An aid and support policy could first and foremost help acknowledge farmers' psychological state, their feelings of guilt, shame, weakness and loneliness. These problems are not merely due to their personality, but are rooted in social problems, related to economic circumstances, and are aggravated by the specificities of the business. Research can also contribute to raising awareness of this situation to the extent that it uses a clinical approach, anchored in the notions of reciprocity and the co-production of knowledge in the researcher/interviewee relationship (in this sense, interviewees are subjects and not objects of research). Indeed, the interpretation of empirical data and the object of research integrate both the subjectivity of the researcher and the subjects, by recognising the social dimension of the psychological phenomena experienced and vice versa.

This kind of recognition can contribute to the emergence of points that must be once again negotiated between society and farmers. However, research can encourage the understanding of the following:

- the contradictions that farmers experience, due to the ambiguity of ideological messages, requiring them to give in to economic imperatives while complying with orders to protect the environment;
- the fragility of farmers' psychological balance, related to the crisis impacting their professional identity, increased solitude, the lack of social support systems, the change and uncertainty as to the meaning of their work ; their economic, social, political and psychological consequences, representing financial and human costs that deserved to be assessed;
- psychosocial dynamics that stimulate farming development or, inversely, encourage withdrawal from the farming business, which helps us to understand changes in rural space over the mid and long term.
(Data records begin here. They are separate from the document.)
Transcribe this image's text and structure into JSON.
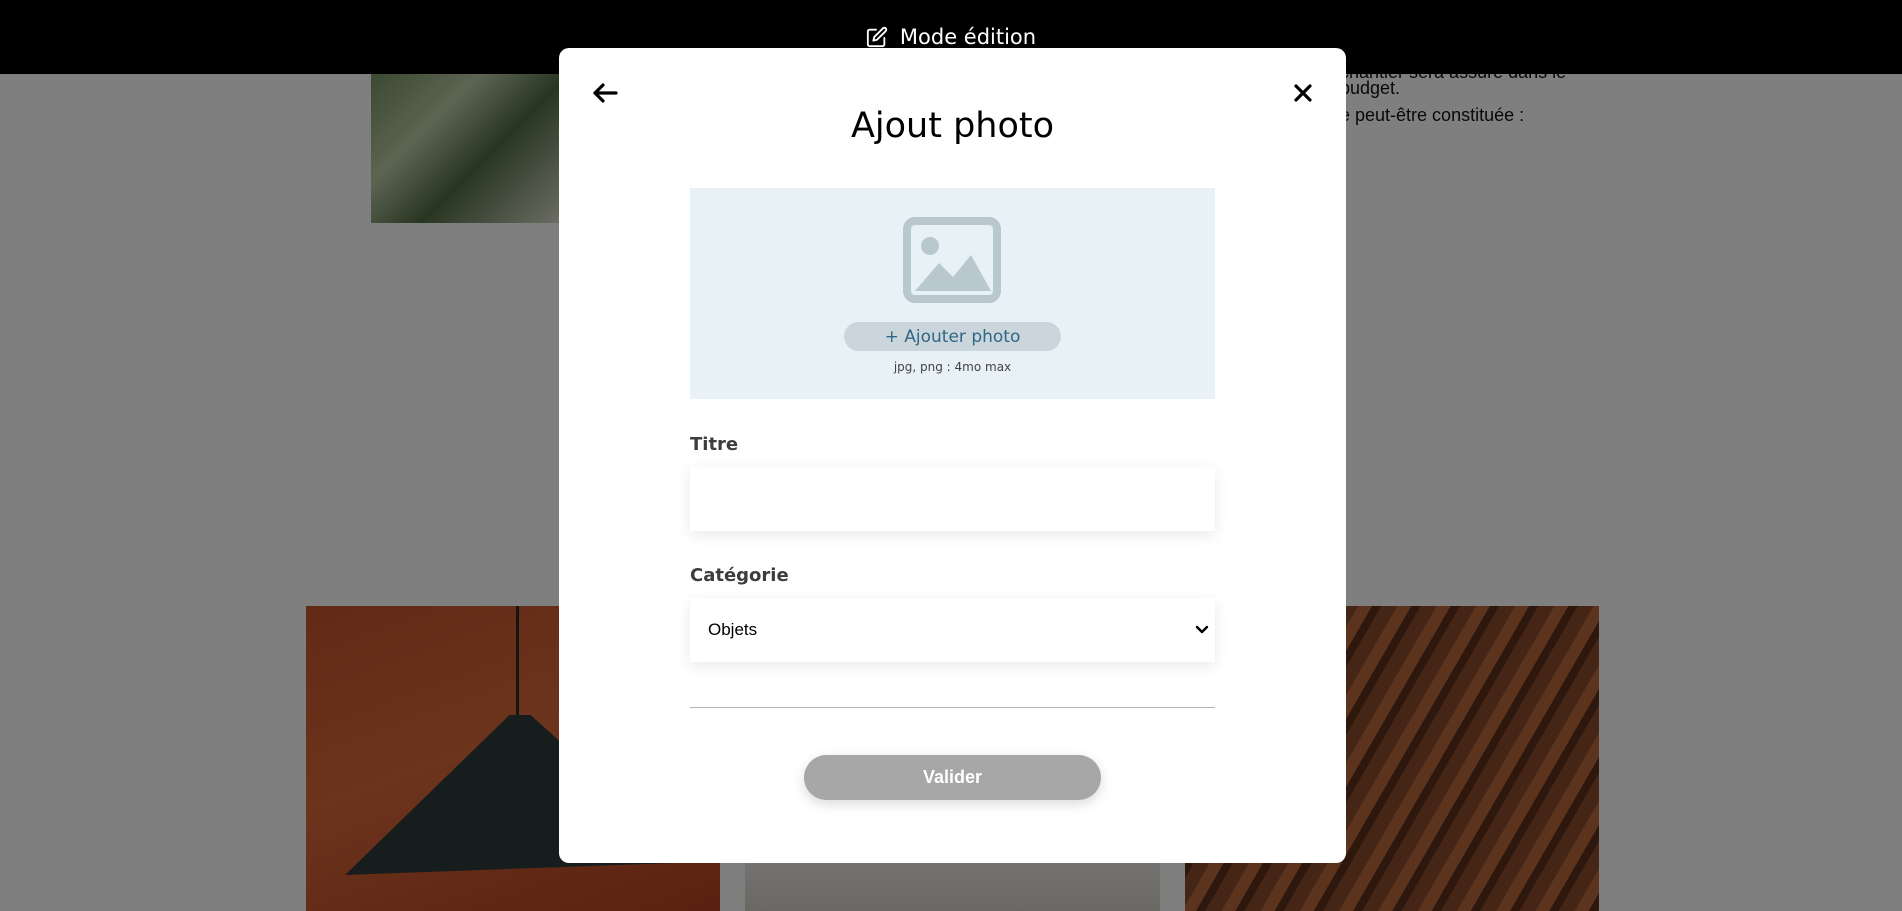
{
  "edit_bar": {
    "icon": "edit-icon",
    "label": "Mode édition"
  },
  "background_text": {
    "line1": "chantier sera assuré dans le",
    "line2": "budget.",
    "line3": "e peut-être constituée :"
  },
  "modal": {
    "back_icon": "arrow-left-icon",
    "close_icon": "close-icon",
    "title": "Ajout photo",
    "upload": {
      "icon": "image-icon",
      "button_label": "+ Ajouter photo",
      "hint": "jpg, png : 4mo max"
    },
    "title_field": {
      "label": "Titre",
      "value": ""
    },
    "category_field": {
      "label": "Catégorie",
      "selected": "Objets"
    },
    "submit_label": "Valider"
  },
  "colors": {
    "modal_bg": "#ffffff",
    "upload_bg": "#e8f1f6",
    "upload_button_bg": "#cbd6dc",
    "upload_button_text": "#306685",
    "submit_disabled": "#a7a7a7",
    "edit_bar": "#000000"
  }
}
Consequently, the results of the research may interest policymakers with regard to both rural development and environmental protection. In turn, public and private organisations, as well as farmers unions, will also be interested in this research as they implement or participate in negotiations for sustainable development. This research may also interest associations that help farmers in economic crisis, as well as charity organisations or humanitarian missions that are engaged in fighting poverty and gender inequality in the rural sector of developing countries.